LAST summer at the International Writers’
Conference in Edinburgh, I said I thought
the national novel, like the nation-state, was
dying and that a new kind of novel, based on
statelessness, was beginning to be written. This
novel had a high, aerial point of view and a
plot of perpetual motion. Two experiences, that
of exile and that of jet-propelled mass tourism,
provided the subject matter for a new kind of
story. There is no novel, yet, that I know of,
about mass tourism, but somebody will certainly
write it. Of the novel based on statelessness, I
gave as examples William Burroughs’ The
Naked Lunch, Vladimir Nabokov’s Pale Fire
and Lolita. Burroughs, I explained, is not
literally a political exile, but the drug addicts
he describes are continually on the move, and
life in the United States, with its present narcotics
laws, is untenable for the addict if he does
not want to spend it in jail (in the same way,
the confirmed homosexual is a chronic refugee,
ordered to move on by the Venetian police, the
Capri police, the mayor of Provincetown, the
mayor of Nantucket). Had I read it at the time,
I might have added Gunter Grass’ The Tin
Drum to the list: here the point of view, instead
of being high, is very low, that of a dwarf; the
hero and narrator is a displaced person, born in
the Free City of Danzig, of a Polish mother
(who is not really a Pole but a member of
minority within Poland) and an uncertain father,
who may be a German grocer or a Polish postal
employee. In any case, I said that in thinking
over the novels of the last few years, I was
struck by the fact that the only ones that had
not simply given me pleasure but interested me
had been those of Burroughs and Nabokov. The
others, even when well done (Compton-Burnett),
seemed almost regional.
This statement, to judge by the British press,
was a shot fired round the world.
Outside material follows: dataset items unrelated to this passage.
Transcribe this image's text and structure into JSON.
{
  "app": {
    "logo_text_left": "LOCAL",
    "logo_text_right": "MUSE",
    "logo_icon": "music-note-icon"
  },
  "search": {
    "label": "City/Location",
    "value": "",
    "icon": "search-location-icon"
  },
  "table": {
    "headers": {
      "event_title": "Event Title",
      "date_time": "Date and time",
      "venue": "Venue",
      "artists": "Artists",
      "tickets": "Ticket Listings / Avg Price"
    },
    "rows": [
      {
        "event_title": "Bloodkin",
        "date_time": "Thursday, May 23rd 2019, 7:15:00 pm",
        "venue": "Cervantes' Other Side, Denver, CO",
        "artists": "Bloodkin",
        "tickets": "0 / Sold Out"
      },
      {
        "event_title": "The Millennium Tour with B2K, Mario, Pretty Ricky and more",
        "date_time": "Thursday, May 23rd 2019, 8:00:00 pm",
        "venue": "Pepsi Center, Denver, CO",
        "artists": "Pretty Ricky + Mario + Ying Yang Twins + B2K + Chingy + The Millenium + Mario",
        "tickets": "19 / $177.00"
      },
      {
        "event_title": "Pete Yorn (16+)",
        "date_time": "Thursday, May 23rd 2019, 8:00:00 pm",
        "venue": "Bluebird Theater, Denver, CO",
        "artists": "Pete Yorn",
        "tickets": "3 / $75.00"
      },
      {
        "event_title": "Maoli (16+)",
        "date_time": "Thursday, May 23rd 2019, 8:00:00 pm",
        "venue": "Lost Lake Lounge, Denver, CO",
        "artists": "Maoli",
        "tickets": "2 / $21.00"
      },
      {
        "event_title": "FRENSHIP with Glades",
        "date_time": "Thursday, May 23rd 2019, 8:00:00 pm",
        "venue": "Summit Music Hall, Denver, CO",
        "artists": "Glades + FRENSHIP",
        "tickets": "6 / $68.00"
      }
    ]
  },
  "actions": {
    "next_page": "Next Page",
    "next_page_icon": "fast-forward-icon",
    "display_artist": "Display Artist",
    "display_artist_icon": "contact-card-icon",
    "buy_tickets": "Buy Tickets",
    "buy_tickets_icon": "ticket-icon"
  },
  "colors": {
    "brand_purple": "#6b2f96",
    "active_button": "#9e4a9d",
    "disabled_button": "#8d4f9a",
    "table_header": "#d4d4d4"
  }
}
I still hear
its reverberations in Paris and read about them
in the American press. I am quoted as saying
that The Naked Lunch is the most important
novel of the age, of the epoch, of the century.
The only truthful report of what I said about
Burroughs was given by Stephen Spender.
But nobody seems to have
paid attention to Spender any more than anyone
paid attention to what I said on the spot. WhenI
chided one reporter, Malcolm Muggeridge, in
person with having terribly misquoted me in
the New Statesman, he appeared to think that
there was not much difference between saying
that a book was one of two or three that had
interested you in the last few years and saying
that it was one of the "outstanding novels of the
age." According to me, the age is still Proust,
Joyce, Kafka, Lawrence, Faulkner, to mention
only the "big names," but to others evidently
the age is shrinking to the length of a publishing
season, just as a literary speaker is turned
into a publisher’s tout. The result, of course,
is a disparagement of Burroughs, because if
The Naked Lunch is proclaimed as the masterpiece
of the century, then it is easily found
wanting. Indeed, I wonder whether the inflation
of my remarks was not at bottom malicious;
it is not usually those who admire Burroughs
who come up to me at parties to announce: "I
read what you said at Edinburgh." This is true,
I think, of all such publicity; it is malicious in
effect whatever the intention and permits the
reader to dismiss works of art and public figures
as "not what they are cracked up to be." A
similar thing happened with Dr. Zhivago, a
wonderful book, which attracted much hatred
and venom because it was not Tolstoy. Very
few critics said it was Tolstoyan, but the impression
got around that they had. Actually, as I
recall, the critics who mentioned Tolstoy in
connection with Pasternak were those bent on
destroying Pasternak’s book.
As for me, I was left in an uncomfortable
situation. I did not want to write in to the
editors of British newspapers and magazines,
denying that I had said whatever incontinent
thing they had quoted me as saying. This would
have been ungracious to Burroughs, who was
the innocent party in the affair and who must
have felt more and more like the groom in a
shotgun literary wedding, seeing my name
yoked with his as it were indissolubly.